In [103]:
from abc import ABC

import tensorflow as tf

import os
import pandas as pd

In [104]:
DELIMITER = '|'
seq_length = 100

BATCH_SIZE = 64
BUFFER_SIZE = 10000
EPOCHS = 10

In [105]:
dataset_df = pd.read_csv('dataset.csv', dtype=str, delimiter=DELIMITER).sample(frac=1)
lyrics_list = []
for index, row in dataset_df.iterrows():
    lyrics = row["lyrics"]
    if isinstance(lyrics, str):
        lyrics_list.append(lyrics.lower())

In [106]:
lyrics = ' '.join(lyrics_list)
vocab = sorted(set(lyrics))
print(f'{len(vocab)} unique characters')

ids_from_chars = tf.keras.layers.StringLookup(
    vocabulary=list(vocab), mask_token=None)
chars_from_ids = tf.keras.layers.StringLookup(
    vocabulary=ids_from_chars.get_vocabulary(), invert=True, mask_token=None)

def text_from_ids(_ids):
    return tf.strings.reduce_join(chars_from_ids(_ids), axis=-1)

65 unique characters


In [107]:
all_ids = ids_from_chars(tf.strings.unicode_split(lyrics, 'UTF-8'))
all_ids = tf.cast(all_ids, dtype=tf.int8)
print(all_ids)

ids_dataset = tf.data.Dataset.from_tensor_slices(all_ids)

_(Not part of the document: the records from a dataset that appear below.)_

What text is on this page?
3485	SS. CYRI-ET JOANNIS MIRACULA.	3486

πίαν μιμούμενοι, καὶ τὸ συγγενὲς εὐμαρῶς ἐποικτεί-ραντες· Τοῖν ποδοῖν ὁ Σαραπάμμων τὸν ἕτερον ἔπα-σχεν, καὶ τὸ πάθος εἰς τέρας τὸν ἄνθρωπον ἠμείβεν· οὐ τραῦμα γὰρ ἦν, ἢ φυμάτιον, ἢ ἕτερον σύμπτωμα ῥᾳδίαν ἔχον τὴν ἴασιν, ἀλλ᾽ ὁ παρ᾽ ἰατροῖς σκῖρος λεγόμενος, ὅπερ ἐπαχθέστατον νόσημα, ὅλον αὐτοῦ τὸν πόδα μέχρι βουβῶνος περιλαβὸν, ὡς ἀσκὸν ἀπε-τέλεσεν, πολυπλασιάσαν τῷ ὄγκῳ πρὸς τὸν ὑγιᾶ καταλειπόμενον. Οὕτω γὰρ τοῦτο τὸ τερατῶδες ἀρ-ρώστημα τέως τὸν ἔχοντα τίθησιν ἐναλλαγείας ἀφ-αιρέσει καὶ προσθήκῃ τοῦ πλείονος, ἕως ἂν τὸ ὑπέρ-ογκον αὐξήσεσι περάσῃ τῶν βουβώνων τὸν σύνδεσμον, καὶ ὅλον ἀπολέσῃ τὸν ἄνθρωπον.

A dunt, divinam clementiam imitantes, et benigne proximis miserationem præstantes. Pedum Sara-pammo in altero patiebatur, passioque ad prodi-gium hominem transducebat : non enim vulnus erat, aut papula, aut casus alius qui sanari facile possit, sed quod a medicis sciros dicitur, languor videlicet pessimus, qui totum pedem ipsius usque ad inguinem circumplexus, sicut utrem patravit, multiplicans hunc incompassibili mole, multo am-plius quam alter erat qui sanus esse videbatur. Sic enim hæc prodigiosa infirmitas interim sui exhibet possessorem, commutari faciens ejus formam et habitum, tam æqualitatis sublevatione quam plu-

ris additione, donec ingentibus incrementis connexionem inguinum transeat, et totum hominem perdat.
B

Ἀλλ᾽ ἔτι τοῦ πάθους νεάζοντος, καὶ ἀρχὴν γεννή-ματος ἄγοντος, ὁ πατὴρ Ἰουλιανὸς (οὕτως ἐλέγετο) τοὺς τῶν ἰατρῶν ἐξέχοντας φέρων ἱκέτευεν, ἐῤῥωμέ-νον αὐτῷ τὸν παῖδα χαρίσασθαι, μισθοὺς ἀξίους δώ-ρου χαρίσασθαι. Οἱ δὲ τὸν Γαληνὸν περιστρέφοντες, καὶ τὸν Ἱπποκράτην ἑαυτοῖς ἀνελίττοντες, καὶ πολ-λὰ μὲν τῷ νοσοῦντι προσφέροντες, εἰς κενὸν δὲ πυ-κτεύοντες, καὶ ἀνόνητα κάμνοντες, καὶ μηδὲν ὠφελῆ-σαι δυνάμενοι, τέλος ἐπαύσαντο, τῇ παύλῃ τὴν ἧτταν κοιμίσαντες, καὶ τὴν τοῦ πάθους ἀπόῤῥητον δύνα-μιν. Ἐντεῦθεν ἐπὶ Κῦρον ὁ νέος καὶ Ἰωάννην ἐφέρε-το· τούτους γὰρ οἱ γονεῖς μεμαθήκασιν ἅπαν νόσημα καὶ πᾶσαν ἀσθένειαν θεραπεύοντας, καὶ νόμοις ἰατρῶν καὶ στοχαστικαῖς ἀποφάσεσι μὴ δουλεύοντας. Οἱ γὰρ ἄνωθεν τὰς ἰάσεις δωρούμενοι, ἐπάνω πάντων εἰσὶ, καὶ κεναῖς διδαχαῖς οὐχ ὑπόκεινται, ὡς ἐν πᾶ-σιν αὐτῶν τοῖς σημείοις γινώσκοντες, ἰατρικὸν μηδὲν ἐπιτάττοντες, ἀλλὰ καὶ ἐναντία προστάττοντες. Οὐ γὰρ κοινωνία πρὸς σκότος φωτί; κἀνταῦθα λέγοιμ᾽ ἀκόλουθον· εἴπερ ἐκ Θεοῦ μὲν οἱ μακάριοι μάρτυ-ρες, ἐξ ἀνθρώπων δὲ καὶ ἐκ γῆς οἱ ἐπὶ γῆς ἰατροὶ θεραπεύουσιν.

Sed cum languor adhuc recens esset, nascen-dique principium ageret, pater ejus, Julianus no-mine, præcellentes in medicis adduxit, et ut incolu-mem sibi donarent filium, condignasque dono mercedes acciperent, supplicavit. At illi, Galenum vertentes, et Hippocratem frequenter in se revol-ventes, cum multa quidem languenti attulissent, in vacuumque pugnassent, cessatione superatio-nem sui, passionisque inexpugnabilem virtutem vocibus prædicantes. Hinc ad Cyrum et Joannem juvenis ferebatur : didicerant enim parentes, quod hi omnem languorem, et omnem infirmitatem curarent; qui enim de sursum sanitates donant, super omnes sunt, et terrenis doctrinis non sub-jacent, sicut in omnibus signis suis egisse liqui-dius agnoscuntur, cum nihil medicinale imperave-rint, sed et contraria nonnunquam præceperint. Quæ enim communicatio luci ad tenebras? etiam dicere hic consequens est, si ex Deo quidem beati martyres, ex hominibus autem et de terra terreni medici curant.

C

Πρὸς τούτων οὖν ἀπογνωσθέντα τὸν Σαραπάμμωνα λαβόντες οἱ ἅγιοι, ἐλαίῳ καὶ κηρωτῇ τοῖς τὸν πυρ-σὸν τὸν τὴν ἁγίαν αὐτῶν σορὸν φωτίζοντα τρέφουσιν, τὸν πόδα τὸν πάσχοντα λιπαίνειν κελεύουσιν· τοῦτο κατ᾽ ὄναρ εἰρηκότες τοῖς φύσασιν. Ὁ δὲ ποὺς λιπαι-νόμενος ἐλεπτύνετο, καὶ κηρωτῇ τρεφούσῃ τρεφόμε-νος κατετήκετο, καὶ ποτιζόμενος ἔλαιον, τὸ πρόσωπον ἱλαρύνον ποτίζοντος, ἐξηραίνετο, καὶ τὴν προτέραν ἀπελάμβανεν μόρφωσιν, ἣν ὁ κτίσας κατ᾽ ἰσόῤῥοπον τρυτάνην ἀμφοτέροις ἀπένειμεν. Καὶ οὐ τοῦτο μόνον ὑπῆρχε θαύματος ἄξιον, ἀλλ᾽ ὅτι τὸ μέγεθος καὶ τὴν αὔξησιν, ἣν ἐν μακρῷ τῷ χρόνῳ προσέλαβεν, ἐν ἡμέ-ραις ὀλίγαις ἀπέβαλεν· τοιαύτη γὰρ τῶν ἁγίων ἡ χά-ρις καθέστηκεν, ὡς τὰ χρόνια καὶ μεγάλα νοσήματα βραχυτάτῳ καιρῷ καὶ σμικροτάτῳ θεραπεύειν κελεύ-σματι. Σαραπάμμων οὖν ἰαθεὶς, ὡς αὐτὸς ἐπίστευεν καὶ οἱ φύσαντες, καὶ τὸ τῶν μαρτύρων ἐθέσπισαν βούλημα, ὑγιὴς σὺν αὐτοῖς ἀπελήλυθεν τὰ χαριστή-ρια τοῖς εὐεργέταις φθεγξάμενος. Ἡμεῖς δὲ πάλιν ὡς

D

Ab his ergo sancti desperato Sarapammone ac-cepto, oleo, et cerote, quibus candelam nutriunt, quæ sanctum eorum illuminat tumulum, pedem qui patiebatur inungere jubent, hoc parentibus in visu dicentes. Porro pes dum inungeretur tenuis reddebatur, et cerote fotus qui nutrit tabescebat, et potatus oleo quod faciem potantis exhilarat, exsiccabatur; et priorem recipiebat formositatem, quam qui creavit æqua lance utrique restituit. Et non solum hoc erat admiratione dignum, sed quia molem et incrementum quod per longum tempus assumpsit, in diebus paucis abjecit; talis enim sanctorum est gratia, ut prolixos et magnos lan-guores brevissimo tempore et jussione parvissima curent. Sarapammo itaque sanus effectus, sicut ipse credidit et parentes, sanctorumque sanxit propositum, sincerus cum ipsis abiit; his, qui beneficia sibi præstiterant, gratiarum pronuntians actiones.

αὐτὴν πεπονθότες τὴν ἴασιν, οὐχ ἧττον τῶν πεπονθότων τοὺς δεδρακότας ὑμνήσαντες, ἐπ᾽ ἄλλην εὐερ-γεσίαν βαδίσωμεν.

sequences = ids_dataset.batch(seq_length+1, drop_remainder=True)
for seq in sequences.take(1):
  print(chars_from_ids(seq))

tf.Tensor([41 40 40 ... 39 44 40], shape=(12945659,), dtype=int8)
tf.Tensor(
[b'f' b'e' b'e' b'l' b's' b' ' b'l' b'i' b'k' b'e' b' ' b't' b'i' b'm'
 b'e' b"'" b's' b' ' b'm' b'o' b'v' b'i' b'n' b'g' b' ' b'i' b'n' b' '
 b's' b'l' b'o' b'w' b' ' b'm' b'o' b't' b'i' b'o' b'n' b'\n' b'j' b'u'
 b's' b't' b' ' b't' b'r' b'y' b'i' b'n' b'g' b' ' b't' b'o' b' ' b'o'
 b'c' b'c' b'u' b'p' b'y' b' ' b'm' b'y' b' ' b'm' b'i' b'n' b'd' b'\n'
 b's' b'o' b' ' b't' b'h' b'a' b't' b' ' b'i' b' ' b'd' b'o' b'n' b"'"
 b't' b'g' b'o' b'l' b'o' b'o' b'n' b'e' b'y' b' ' b'o' b'v' b'e' b'r'
 b' ' b'y' b'o'], shape=(101,), dtype=string)


In [108]:
for seq in sequences.take(5):
  print(text_from_ids(seq).numpy())

b"feels like time's moving in slow motion\njust trying to occupy my mind\nso that i don'tgolooney over yo"
b'u\njust trying to amplify the sound\ntodrown out all of this need for you\nbiting my nails, got me nervo'
b"us, so anxious\nsee it's one o'clock now\nnoon felt like three hours ago\n\ni just wanna know your e.t.a."
b", e.t.a.\nout the window, got me looking out the street\nwhat's your e.t.a.?\ndistance only made us grow"
b" fonder\nof one another\nbe honest, what's your e.t.a.?\nwhat's your e.t.a.?\nsay you almost right here n"


In [109]:
def split_input_target(sequence: list[str]) -> tuple[list[str], list[str]]:
    input_text = sequence[:-1]
    target_text = sequence[1:]
    return input_text, target_text

In [110]:
dataset = (
    sequences
    .map(split_input_target)
    .shuffle(BUFFER_SIZE)
    .batch(BATCH_SIZE, drop_remainder=True)
    .prefetch(tf.data.experimental.AUTOTUNE))

dataset

<PrefetchDataset element_spec=(TensorSpec(shape=(64, 100), dtype=tf.int8, name=None), TensorSpec(shape=(64, 100), dtype=tf.int8, name=None))>

In [111]:
class MyModel(tf.keras.Model):
  def __init__(self, vocab_size, embedding_dim, rnn_units):
    super().__init__(self)
    self.embedding = tf.keras.layers.Embedding(vocab_size, embedding_dim)
    self.lstm = tf.keras.layers.LSTM(rnn_units,
                                   return_sequences=True,
                                   return_state=True)
    self.dense = tf.keras.layers.Dense(vocab_size)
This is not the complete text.